Guthrie police made the strange discovery when they pulled over Stephen Jennings and Rachael Rivera for an expired tag.
According to Oklahoma News 4, Jennings is charged with possession of a stolen vehicle, transporting an open container of liquor, operating a vehicle with a suspended license, and failure to carry a security verification form. Rivera is charged with possession of a firearm after a former felony conviction.
When police made the traffic stop, they found Jennings in the driver's seat, Rivera in the passenger's seat and a pet timber rattlesnake in a terrarium in the backseat. At about the same time Jennings told officers he had a gun in the console, police learned the Ford they were driving was reported stolen.
"So now he's got a rattlesnake, a stolen vehicle, firearm, and somebody under arrest," said Guthrie Police Sgt. Anthony Gibbs.
In addition to the open bottle of whiskey next to the gun, a search of the vehicle revealed a canister of radioactive powdered uranium.
"When that happens, of course, we call in a company that deals with that specifically and it`s taken safely into possession," Gibbs said. "The uranium is the wild card in that situation."
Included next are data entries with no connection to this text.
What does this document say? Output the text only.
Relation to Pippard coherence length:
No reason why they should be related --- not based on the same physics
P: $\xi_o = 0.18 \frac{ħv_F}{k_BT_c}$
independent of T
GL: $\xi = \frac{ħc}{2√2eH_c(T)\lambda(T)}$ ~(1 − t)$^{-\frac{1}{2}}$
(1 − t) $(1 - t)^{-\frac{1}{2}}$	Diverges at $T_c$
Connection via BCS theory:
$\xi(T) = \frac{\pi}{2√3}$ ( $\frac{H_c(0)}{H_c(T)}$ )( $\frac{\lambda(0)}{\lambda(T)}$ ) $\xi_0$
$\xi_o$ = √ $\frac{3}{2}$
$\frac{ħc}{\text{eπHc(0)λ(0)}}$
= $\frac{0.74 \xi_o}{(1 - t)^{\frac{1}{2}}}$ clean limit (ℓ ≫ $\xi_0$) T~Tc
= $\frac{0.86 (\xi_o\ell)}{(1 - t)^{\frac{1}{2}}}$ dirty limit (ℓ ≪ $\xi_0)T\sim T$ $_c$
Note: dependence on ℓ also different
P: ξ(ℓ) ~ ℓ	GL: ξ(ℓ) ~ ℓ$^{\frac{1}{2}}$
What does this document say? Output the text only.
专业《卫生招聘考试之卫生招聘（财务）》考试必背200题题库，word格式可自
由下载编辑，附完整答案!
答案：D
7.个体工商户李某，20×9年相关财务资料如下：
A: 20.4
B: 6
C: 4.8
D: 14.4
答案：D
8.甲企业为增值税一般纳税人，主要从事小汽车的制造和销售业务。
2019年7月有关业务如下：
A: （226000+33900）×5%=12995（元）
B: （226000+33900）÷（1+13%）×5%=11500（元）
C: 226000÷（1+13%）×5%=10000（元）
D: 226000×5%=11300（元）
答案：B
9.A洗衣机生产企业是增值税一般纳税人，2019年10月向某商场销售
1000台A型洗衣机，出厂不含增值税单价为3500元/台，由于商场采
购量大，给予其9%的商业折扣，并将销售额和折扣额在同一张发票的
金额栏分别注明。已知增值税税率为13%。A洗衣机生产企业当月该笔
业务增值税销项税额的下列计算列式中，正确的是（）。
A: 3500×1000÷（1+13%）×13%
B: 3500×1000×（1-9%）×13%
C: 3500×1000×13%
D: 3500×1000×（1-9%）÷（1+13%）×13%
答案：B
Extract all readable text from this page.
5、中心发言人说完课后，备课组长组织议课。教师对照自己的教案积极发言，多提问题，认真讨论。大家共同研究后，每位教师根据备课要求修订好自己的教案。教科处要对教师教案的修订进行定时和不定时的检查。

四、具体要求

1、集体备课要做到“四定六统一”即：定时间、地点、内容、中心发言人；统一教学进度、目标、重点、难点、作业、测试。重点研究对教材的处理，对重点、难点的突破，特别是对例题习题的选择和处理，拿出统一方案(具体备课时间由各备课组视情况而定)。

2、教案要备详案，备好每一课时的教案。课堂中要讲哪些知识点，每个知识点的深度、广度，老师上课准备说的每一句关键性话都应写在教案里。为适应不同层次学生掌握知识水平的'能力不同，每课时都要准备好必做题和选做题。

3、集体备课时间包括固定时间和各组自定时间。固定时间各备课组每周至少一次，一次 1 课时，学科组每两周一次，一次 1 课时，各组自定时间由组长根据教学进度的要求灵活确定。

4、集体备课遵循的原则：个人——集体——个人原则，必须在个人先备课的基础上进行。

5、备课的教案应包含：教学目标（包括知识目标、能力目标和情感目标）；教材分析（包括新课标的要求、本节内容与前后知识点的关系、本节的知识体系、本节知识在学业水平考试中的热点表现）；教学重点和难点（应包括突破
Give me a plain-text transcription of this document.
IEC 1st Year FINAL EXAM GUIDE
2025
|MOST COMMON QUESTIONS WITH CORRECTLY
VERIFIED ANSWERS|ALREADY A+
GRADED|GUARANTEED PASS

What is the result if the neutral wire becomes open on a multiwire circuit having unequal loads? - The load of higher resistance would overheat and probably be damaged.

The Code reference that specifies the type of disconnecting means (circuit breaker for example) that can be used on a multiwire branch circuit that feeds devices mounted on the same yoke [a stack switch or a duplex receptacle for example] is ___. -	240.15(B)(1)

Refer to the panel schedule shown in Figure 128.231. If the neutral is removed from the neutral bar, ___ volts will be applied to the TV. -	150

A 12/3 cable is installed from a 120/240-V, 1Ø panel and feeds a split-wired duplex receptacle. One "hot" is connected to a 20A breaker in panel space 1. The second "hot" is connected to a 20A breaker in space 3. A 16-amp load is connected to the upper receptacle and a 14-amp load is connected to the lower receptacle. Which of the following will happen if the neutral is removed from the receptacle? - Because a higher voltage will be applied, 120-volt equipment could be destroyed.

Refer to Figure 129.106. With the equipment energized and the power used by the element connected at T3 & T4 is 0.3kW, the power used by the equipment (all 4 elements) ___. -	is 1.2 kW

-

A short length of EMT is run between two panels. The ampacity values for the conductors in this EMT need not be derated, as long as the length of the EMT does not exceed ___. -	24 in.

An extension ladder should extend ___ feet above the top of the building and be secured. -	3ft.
But, it turns out the type of uranium found in the car isn't that dangerous.
Dr. Eric Eitrheim, an assistant professor in UCO's chemistry department, said unlike the type used in nuclear weapons, the type of uranium in Jennings's possession isn't that radioactive or dangerous. In fact, it can easily be purchased on Amazon for about $40.
"This is pretty similar to me to hearing about someone who had powdered lead, really, is the way you can think about it," Eitrheim said, "because the only real hazard to humans is if it's inhaled or ingested."
Officers said at first Jennings jokingly said he was planning to "make a mega-snake." He later explained that he sells metal to scrapyards and has a Geiger counter to test if the metal is radioactive.
"You need something radioactive to test the Geiger counter so this would be one of the best ways to do it," Eitrheim said. "It's such a benign material that's lowly radioactive enough."
Neither the snake nor the uranium was illegal to have, except that in Guthrie, you're not allowed to keep dangerous animals as pets. So, because Jennings is in jail, police had it euthanized.